Course Meeting Times

Lectures: 3 sessions / week, 1 hour / session

Recitations: 1 session / week, 1 hour / session


18.02 Multivariable Calculus


This course is an introduction to discrete applied mathematics. The topics presented are generally grouped into units covering between one and two weeks. These units include probability, counting, linear programming, number-theoretic algorithms, sorting, data compression, and error-correcting codes.


There is no textbook; a full set of lecture notes is provided.


This is a CI-M (Communication Intensive in the Major) course, and thus teaches students to write mathematics. This component will take the form of writing assignments in homework problems; one of them will be a relatively long (several pages) term paper whose writing will take several iterations spread between mid October and the end of the Fall term.

The homework assignments (the problem sets and writing assignments) must all be submitted electronically (the only exceptions are the pre-recitation assignments, see the recitation section below). Carefully read the instructions on each problem set. Homework will generally be due one week after it is assignment.

Writing assignments submitted electronically must be word processed (see the section below on LaTeX and other word processing programs), and should be submitted in PDF format. Hand-drawn figures are permitted (for some problems, figures may be quite useful). You may draw your figures on the printed output and scan it in, or scan in your figures and include them in your document. If you do the rest of your problem sets by hand, you must write them legibly and scan them in with enough resolution for them to be easily legible. If they are barely legible, we may ask you to resubmit them.

There will also be 3 quizzes throughout the term.

Collaboration Policy

Collaboration on homework is permitted, but you first need to think about the problems on your own and you must write the solutions yourself; no copying is permitted.
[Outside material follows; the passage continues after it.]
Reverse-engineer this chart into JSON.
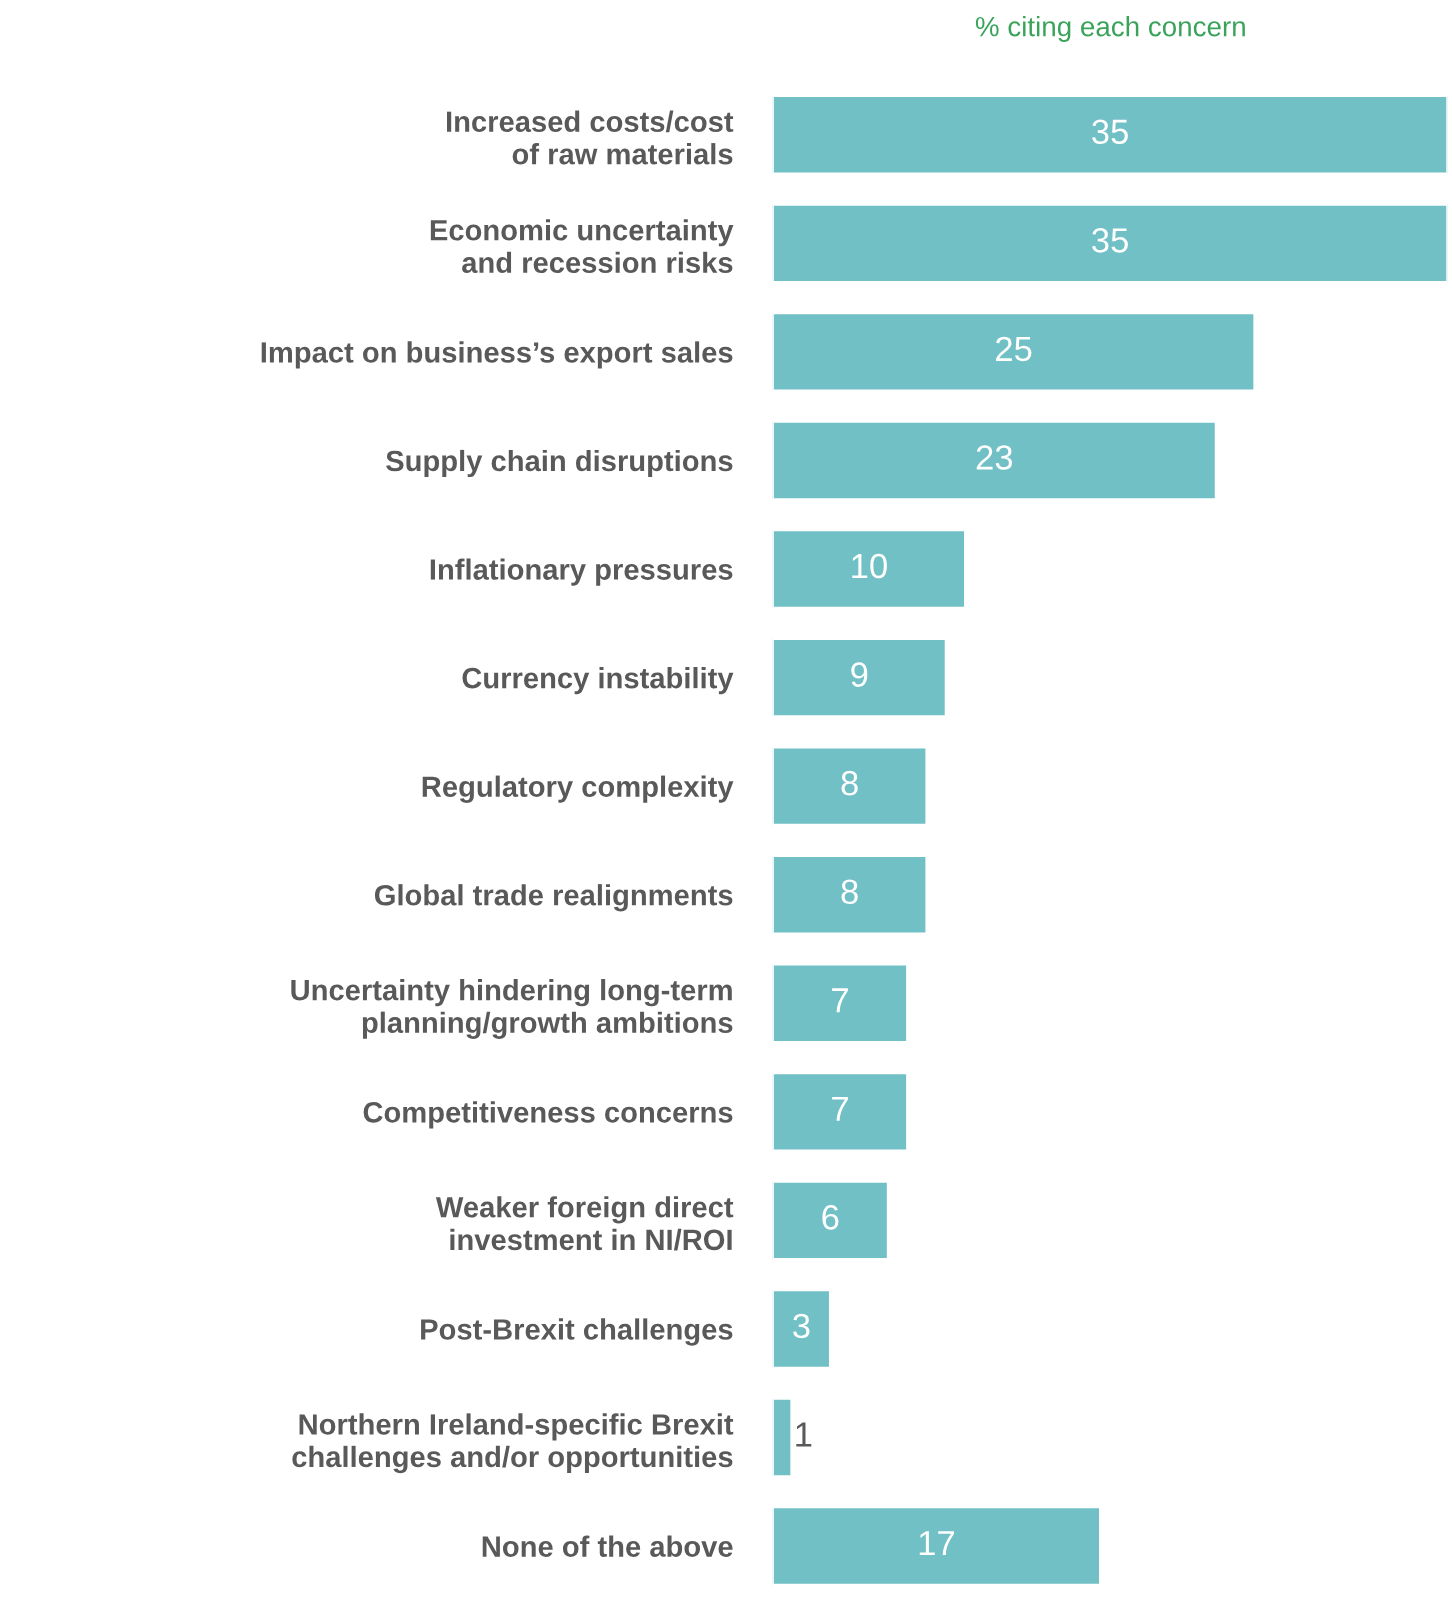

For the writing assignments, you may seek feedback from classmates and others, but the writing must be your own. You must list the names of your collaborators on your submitted homework, or list you had none. We ask that you not refer to solutions from previous incarnations of the course, or from solution banks.


There is a 1-hour weekly recitation in which we will both discuss communication and further explain the course material, especially as it relates to communication. Attendance in this recitation is mandatory. You may miss one recitation unexcused without penalty. A second unexcused absence will result in a reduction in your grade and a warning; if you miss any recitations without an excuse after the warning, you will fail the class.

For some of the recitations, there will be a pre-recitation assignment. These will be due in recitation and should not be submitted electronically.

LaTeX / Word Processing

LaTeX is a document preparation system which is very good at handling mathematical equations, and which has become a standard in several fields, including mathematics, physics, and computer science. If you are planning to go into one of these fields, we encourage you to learn it, and we will provide resources to help you do so.

There are other scientific fields for which LaTeX is not the standard, and if you are in one of these majors, there is not really any need for you to learn it. In this case, feel free to use Microsoft® Word or another word processing system for your writing assignments and term paper. We do encourage you to figure out how to do equations properly in Word. Without any extra add-on's, the way Microsoft® Word handles equations is really quite cumbersome, but there is software available that fixes this. Unfortunately, we don't have any recommendations because we use LaTeX. But, remember, in all cases, you must save the file as a PDF before submitting it electronically.


The grade will be made up of problem sets and writing assignments (55%), and three quizzes (15% each). The homework will include writing assignments, some of which will have to be revised after we give comments on them. Depending on their length, the writing assignments in the homework may be weighted more heavily than the rest of the problems.